Francophonie : le moment ou jamais pour le gouvernement Trudeau

Le premier ministre, Justin Trudeau. Archives #ONfr

[ANALYSE]

OTTAWA – Une semaine après Queen’s Park, les députés fédéraux sont de retour en chambre ce lundi. Et le gouvernement Trudeau, qui arrivera à mi-mandat début novembre, est attendu sur de nombreux dossiers par les francophones en contexte minoritaire.

SÉBASTIEN PIERROZ
spierroz@tfo.org | @sebpierroz

Pendant deux ans, le premier ministre a laissé l’essentiel des dossiers francophones entre les mains de la ministre du Patrimoine canadien, Mélanie Joly. Un sentiment de détachement matérialisé par son refus de rencontrer la Fédération des communautés francophones et acadiennes (FCFA).
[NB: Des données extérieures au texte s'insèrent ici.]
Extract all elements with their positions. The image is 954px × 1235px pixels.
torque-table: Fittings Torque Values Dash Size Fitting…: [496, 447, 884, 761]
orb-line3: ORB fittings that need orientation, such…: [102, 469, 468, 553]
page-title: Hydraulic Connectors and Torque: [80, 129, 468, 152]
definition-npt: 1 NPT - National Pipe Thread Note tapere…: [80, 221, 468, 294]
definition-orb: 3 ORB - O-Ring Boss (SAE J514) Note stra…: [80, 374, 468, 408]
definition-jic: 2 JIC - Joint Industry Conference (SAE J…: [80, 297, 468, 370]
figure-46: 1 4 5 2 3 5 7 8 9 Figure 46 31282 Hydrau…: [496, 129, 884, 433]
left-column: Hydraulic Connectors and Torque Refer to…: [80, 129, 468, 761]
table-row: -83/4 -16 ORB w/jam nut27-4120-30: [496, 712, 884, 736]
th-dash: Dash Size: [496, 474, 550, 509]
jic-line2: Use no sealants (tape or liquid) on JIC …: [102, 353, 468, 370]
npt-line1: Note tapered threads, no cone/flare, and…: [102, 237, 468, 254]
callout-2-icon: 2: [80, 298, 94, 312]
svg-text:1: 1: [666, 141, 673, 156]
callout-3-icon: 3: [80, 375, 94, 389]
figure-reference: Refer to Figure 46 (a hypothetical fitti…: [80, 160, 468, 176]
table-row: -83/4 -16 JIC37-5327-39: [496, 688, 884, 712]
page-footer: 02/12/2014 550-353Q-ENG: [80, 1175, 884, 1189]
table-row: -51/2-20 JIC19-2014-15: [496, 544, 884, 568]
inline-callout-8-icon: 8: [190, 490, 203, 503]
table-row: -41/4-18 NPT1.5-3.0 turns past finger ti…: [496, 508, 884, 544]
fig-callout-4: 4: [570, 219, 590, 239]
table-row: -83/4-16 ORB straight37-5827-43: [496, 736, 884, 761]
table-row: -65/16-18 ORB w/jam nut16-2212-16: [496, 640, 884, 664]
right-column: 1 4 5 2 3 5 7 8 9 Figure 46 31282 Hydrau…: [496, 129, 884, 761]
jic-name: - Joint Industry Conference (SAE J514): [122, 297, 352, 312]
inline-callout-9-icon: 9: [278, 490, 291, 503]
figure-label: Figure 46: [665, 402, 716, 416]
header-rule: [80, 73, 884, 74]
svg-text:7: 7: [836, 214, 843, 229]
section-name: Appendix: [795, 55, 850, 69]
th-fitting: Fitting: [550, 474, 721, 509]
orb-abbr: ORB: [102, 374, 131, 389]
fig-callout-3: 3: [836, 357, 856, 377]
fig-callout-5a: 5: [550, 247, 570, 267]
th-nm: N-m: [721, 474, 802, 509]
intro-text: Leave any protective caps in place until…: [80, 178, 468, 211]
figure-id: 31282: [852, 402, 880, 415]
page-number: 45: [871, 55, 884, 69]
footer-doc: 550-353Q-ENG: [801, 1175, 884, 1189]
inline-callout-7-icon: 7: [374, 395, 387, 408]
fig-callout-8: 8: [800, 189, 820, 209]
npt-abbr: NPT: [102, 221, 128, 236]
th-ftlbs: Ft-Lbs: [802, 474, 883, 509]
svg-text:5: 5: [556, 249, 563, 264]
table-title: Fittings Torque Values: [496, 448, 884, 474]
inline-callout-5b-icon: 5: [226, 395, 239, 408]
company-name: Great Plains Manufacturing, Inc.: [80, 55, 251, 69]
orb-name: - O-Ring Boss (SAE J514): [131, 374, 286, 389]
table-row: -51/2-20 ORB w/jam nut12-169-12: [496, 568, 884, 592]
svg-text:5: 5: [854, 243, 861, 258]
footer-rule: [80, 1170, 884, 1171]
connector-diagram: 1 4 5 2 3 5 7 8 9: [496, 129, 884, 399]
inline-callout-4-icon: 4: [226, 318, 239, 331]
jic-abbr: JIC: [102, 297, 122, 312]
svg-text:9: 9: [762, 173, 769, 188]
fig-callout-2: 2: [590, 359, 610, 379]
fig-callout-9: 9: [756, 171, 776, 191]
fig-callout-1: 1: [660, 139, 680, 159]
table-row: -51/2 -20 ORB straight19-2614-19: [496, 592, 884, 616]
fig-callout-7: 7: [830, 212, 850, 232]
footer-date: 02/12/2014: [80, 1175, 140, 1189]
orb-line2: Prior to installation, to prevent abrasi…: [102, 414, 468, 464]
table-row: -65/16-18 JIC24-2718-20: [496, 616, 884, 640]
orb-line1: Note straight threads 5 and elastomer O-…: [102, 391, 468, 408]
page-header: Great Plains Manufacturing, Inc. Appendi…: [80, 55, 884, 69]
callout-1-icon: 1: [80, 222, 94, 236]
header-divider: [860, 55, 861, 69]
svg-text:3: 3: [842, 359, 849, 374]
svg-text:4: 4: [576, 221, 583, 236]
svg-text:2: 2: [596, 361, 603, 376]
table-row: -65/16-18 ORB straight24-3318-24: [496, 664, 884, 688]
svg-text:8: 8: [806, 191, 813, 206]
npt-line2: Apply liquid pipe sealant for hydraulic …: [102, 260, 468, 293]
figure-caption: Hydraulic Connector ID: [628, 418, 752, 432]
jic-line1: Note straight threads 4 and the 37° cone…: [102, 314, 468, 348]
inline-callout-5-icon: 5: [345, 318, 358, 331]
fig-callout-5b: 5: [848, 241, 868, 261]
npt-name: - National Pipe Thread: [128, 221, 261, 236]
Les bonnes notes du début de mandat comme le rétablissement des programmes de mobilité francophone, et de contestation judiciaire ne suffisent plus aujourd’hui pour parler d’un bilan favorable envers les Franco-Ontariens, Acadiens et autres Franco-Manitobains.

Le Plan d’action sur les langues officielles devrait être dévoilé au courant de l’automne. Ce sera l’occasion de mieux connaître la part accordée sur le terrain aux organismes linguistiques. Une urgence tant la plupart sont étranglés financièrement. La raison? Le montant reste toujours gelé depuis des années à 1,1 milliard de dollars.

Le premier ministre a ici l’occasion de s’ériger un peu plus en protecteur des minorités linguistiques, et d’effacer quelques bourdes (réponse en anglais à une question posée en français à Peterborough, maladresse sur le dossier d’Ottawa bilingue en sous-entendant la possibilité de Gatineau d’être aussi bilingue).

La saga à la suite de la nomination de Madeleine Meilleur au Commissariat aux langues officielles est un autre exemple. Le gouvernement avait mal anticipé les réactions hostiles d’une partie des francophones, donnant une situation où il n’eut finalement que des divisions et des perdants.

Relancé au mois de juillet, le nouveau processus « ouvert, transparent et basé sur le mérite » dixit le gouvernement devrait aboutir à la nomination du successeur officiel de Graham Fraser au cours de l’automne. D’autant que le mandat de la commissaire par intérim expire au mois de décembre.

Attentes sur l’immigration francophone

Personnalité la plus puissante du Canada, Justin Trudeau est aussi au centre de toutes les attentions sur la question de l’immigration francophone. Dans ces conditions, à quand un véritable coup de barre au nombre d’immigrants francophones hors Québec?

Alors que les chiffes continuent d’inquiéter (aux alentours des 2 % en Ontario, malgré une cible de 5 %), force est d’admettre que M. Trudeau tarde à donner des signes encourageants aux provinces. Pour certains, la volonté réelle du gouvernement Trudeau est mise à mal par l’incapacité de maîtriser les flux migratoires interprovinciaux et l’assimilation. Pour les plus féroces en revanche, le multiculturalisme cher à M. Trudeau tend à noyer les francophones.

Des nouveaux chefs de parti à ses côtés

Enfin, il sera intéressant d’observer la ligne des partis d’opposition à la Chambre des communes avec de nouveaux chefs. Tout comme le Parti conservateur avec Andrew Scheer fraichement élu en mai, le Nouveau Parti démocratique (NPD) connaîtra le successeur de Thomas Mulcair au plus tard le 15 octobre.

Le parti orange a d’ores et déjà affirmé qu’il repartirait en croisade pour que le bilinguisme des juges de la Cour suprême du Canada soit enchâssé dans une loi. Un projet pour lequel les libéraux ont toujours hésité.

Cette discrétion de M. Trudeau vis-à-vis des enjeux francophones trouve peut-être simplement son explication dans sa forte popularité. Fort d’une action généralement approuvée par les Canadien, le premier ministre tarde à sortir les « cadeaux » plus que nécessaires.

Cette analyse est aussi publiée dans le quotidien Le Droit du 18 septembre.